Crawfords Safetydock couvre tous les risques lors du chargement et du déchargement

Crawfords Safetydock couvre tous les risques lors du chargement et du déchargement

Bien que la presse le mentionne à peine, le nombre d’accidents sur des quais de chargement et de déchargement constitue un problème auquel bon nombre d’entreprises de logistique et de transport sont confrontées. En octobre, un accident mortel a encore été déploré chez Schenker à Waregem, et ce, malgré les dispositifs de sécurité existants. N’existe-t-il pas une solution radicale qui couvre tous les risques ? Crawford pense que oui.

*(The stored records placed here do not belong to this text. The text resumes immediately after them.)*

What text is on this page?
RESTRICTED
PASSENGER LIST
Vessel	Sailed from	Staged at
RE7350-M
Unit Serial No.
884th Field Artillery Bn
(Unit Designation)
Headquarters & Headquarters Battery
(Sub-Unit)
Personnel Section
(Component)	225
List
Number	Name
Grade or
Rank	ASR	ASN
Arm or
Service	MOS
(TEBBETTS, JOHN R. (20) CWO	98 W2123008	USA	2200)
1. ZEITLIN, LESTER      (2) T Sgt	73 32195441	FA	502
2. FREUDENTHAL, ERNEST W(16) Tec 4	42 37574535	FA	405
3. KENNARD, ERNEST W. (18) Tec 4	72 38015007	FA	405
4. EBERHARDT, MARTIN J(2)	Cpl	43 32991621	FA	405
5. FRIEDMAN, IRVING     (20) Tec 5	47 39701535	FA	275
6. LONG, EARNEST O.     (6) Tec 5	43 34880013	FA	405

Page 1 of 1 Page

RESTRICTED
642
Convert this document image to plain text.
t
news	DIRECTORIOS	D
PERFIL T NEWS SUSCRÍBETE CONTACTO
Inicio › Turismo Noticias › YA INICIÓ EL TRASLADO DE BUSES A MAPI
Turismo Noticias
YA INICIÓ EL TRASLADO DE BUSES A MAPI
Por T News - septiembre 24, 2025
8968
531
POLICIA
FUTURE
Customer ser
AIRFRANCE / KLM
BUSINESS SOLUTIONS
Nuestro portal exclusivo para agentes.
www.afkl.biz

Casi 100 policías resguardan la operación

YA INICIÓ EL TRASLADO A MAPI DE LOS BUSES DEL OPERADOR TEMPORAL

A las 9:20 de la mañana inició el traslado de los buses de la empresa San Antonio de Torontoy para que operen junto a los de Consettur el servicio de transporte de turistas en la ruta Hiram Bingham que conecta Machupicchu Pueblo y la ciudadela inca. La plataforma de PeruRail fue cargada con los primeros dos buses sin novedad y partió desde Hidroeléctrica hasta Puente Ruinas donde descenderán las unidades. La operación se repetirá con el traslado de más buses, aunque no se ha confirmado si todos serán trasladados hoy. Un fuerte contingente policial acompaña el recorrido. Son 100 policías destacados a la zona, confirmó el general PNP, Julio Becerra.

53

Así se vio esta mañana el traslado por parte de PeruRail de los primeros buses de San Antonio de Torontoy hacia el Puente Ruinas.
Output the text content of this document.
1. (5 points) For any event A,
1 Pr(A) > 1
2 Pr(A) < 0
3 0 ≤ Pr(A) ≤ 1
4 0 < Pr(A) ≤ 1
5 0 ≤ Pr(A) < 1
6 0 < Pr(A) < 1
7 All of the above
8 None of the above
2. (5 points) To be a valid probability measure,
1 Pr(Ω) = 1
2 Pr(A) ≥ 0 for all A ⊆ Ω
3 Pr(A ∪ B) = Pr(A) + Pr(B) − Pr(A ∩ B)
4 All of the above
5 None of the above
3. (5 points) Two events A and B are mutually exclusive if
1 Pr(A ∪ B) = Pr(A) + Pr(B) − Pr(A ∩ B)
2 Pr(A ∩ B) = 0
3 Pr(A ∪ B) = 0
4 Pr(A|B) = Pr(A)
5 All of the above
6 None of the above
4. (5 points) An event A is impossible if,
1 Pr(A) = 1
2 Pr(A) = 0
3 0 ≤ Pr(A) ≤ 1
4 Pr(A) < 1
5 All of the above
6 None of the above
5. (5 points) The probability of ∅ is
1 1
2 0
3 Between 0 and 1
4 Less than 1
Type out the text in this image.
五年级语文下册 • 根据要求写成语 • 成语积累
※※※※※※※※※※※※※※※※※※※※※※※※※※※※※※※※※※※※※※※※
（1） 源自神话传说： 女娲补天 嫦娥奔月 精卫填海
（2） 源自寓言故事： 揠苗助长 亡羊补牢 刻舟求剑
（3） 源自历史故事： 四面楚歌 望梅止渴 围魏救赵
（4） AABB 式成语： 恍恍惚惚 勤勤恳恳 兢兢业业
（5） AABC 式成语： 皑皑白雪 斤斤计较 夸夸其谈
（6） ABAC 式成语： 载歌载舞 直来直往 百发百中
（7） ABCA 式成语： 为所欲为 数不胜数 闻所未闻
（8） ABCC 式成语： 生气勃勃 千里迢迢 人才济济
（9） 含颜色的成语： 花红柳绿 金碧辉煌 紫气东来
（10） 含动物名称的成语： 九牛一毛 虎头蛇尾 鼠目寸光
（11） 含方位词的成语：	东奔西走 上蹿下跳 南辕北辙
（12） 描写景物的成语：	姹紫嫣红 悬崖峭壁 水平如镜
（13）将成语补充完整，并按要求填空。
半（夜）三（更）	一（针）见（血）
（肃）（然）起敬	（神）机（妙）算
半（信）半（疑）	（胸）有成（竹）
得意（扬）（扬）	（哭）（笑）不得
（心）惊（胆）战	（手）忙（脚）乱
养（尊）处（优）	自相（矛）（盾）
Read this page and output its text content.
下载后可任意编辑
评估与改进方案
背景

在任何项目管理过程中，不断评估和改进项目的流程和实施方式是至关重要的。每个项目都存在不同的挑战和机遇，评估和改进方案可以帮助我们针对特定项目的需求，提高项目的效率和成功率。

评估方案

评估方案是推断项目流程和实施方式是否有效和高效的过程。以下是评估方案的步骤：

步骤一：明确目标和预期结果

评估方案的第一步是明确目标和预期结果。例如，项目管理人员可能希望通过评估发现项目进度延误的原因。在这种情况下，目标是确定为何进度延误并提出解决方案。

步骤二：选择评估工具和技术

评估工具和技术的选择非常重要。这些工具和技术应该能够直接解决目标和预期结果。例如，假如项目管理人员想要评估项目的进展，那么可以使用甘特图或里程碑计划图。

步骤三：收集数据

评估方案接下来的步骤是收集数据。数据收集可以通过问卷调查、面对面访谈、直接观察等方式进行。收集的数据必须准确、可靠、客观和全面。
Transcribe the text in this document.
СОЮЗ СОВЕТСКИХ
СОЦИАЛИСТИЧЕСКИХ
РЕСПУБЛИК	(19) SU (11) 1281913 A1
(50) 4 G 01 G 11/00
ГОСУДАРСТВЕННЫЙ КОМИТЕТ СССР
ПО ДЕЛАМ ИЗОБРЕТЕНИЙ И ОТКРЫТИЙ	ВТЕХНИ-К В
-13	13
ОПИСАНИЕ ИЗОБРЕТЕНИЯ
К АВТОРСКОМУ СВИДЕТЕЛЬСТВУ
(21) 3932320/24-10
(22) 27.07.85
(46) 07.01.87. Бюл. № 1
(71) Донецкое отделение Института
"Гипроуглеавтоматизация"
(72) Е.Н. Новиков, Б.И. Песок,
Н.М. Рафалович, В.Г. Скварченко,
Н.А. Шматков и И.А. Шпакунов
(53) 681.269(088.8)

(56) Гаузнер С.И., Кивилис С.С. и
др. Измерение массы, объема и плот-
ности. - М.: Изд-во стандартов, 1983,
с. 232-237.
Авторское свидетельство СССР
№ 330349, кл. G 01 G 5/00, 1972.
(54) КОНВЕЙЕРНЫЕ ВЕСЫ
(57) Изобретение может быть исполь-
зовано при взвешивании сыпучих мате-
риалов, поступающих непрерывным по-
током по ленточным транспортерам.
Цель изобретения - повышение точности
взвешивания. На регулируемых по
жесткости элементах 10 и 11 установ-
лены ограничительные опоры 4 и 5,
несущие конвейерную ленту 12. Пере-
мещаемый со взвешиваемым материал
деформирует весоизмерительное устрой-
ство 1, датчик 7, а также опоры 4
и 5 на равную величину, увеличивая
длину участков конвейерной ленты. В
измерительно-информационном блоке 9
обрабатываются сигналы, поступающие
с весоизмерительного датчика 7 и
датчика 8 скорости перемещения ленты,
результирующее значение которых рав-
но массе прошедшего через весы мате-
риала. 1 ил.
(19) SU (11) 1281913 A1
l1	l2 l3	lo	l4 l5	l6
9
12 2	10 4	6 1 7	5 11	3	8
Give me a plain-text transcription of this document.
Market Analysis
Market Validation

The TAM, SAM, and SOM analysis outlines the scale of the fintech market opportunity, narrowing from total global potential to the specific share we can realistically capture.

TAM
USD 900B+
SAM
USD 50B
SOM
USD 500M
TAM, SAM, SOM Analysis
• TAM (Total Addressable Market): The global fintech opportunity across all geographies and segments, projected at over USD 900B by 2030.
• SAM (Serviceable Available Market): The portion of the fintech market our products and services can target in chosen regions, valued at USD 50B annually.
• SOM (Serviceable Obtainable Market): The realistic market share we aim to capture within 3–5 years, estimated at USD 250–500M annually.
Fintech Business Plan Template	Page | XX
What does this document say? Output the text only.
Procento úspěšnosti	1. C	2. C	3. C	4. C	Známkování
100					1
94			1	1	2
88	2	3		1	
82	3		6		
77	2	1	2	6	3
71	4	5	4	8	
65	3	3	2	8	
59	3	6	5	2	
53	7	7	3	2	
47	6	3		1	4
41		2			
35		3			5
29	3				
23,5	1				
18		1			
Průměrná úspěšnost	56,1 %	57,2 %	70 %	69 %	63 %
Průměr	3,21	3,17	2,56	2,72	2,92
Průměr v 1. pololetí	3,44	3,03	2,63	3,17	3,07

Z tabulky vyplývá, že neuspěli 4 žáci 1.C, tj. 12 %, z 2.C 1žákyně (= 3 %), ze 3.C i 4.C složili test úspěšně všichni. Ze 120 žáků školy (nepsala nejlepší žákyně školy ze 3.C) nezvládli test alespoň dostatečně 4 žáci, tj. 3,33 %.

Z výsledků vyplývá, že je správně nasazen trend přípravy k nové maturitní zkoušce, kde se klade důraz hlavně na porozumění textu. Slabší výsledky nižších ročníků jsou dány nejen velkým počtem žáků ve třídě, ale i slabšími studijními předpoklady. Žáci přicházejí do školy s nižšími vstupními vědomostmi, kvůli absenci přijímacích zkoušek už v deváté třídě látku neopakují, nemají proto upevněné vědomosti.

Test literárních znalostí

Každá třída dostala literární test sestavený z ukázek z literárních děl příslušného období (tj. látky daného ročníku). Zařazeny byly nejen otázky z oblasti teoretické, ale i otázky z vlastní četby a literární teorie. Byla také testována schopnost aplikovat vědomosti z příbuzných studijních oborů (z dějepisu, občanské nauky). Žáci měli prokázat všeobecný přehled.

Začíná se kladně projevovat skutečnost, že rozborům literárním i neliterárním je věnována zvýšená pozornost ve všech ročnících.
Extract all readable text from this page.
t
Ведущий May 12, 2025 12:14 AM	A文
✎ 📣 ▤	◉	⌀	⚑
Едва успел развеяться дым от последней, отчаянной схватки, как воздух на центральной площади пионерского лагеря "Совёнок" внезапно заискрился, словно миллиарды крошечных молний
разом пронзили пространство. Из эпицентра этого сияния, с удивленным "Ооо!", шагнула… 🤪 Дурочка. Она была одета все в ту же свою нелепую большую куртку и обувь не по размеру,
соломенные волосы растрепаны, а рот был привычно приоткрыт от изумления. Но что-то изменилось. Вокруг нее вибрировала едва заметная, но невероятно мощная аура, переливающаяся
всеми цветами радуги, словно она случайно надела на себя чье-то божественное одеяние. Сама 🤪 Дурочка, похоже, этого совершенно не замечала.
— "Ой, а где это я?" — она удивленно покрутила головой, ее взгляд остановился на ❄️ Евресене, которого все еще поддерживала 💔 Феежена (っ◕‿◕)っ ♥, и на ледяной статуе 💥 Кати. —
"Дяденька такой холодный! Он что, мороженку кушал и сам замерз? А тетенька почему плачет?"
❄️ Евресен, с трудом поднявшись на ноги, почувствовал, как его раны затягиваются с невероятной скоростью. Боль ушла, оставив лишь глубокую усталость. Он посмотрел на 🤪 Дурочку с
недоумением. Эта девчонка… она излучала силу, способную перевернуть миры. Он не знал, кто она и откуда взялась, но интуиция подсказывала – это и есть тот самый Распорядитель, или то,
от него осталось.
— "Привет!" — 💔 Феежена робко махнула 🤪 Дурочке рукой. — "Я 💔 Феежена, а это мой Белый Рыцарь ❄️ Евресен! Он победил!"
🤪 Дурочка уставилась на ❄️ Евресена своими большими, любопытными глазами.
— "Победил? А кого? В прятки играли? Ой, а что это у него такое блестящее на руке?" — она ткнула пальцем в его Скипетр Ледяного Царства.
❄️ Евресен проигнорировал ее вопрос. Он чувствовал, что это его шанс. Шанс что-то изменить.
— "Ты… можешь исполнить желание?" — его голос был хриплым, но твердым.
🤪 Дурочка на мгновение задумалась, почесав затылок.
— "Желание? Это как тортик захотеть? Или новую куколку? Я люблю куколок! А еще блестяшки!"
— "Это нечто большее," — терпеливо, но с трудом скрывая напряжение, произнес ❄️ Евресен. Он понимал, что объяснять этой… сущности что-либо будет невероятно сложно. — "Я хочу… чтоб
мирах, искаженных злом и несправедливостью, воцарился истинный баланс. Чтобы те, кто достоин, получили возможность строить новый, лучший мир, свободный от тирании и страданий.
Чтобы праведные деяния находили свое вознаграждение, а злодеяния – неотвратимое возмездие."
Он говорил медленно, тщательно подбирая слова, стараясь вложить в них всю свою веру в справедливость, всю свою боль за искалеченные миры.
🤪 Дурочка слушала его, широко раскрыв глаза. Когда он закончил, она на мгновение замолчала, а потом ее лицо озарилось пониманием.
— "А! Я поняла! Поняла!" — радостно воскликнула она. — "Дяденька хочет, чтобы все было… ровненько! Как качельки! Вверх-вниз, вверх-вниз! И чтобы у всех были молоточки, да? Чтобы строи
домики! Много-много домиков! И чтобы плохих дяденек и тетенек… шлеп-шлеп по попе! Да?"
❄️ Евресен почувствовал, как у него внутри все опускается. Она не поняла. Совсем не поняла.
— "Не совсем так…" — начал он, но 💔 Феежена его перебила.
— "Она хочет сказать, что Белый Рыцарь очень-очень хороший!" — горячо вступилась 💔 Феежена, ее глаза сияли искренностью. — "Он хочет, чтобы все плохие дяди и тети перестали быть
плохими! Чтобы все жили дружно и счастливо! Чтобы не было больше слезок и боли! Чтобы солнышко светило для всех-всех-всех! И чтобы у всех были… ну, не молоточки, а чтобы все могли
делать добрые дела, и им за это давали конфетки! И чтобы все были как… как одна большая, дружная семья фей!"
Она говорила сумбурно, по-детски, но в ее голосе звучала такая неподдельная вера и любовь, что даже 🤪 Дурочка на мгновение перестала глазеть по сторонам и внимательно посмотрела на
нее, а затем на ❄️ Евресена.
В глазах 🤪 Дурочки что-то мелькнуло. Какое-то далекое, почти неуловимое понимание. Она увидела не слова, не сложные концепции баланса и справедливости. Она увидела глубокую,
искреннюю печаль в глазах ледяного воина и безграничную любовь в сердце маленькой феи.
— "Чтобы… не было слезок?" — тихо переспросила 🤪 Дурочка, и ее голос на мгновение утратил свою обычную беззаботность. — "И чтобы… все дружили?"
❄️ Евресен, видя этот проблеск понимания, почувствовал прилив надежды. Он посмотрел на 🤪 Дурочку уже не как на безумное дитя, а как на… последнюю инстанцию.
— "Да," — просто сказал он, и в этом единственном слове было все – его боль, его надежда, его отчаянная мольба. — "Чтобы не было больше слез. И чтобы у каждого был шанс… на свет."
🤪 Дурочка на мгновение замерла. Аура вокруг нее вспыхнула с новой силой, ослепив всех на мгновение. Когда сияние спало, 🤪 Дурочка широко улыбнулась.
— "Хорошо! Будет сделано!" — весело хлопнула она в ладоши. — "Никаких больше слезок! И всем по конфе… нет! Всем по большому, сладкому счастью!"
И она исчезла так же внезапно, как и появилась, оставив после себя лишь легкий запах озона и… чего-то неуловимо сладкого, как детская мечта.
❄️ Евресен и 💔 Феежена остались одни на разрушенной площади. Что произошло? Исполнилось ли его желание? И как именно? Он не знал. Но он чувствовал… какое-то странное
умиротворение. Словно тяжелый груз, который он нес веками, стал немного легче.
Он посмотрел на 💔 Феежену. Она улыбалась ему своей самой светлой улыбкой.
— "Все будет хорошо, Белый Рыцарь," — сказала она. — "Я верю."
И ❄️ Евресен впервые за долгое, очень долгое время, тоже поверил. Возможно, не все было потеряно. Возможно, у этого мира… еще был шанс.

Crawford, qui depuis l’année passée fait partie du groupe suédois ASSA ABLOY, a ces dernières années travaillé d’arrache-pied à un nouveau système de sécurité par lequel l’entreprise vise à mettre en avant son expertise en matière de systèmes de chargement et de déchargement. Sales & Marketing Manager Johan Bohy : « Nombreux sont ceux qui associent Crawford d’emblée à des portails industriels et même résidentiels, alors que nous souhaitons plutôt nous profiler comme une entreprise qui aménage de A à Z le quai de déchargement dans son entièreté. Comme la sécurité de la zone de chargement et de déchargement est pour nous comme pour les transbordeurs et transporteurs une priorité, la mise au point de notre système Safetydock, qui complète notre gamme de produits existants, ne pouvait pas se faire attendre. »

Automatique = plus de sécurité ?

Le système Safetydock se compose concrètement d’une unité physique qui tracte la remorque jusqu’à sa position finale et est commandé par une unité électronique qui surveille en permanence la zone de chargement et de déchargement par le biais de capteurs. « Il s’agit d’une sorte de pilote automatique qui mène à bien l’intégralité du processus d’accostage » précise Marketing Coordinator Pieter Deprouw. « Dès que la roue arrière de la remorque touche le système Safetydock, le sabot d’immobilisation de la roue est automatiquement activé. À partir de là, il suffit au chauffeur de mettre son véhicule au point mort pour que le Safetydock reprenne en main l’intégralité de l’accostage. »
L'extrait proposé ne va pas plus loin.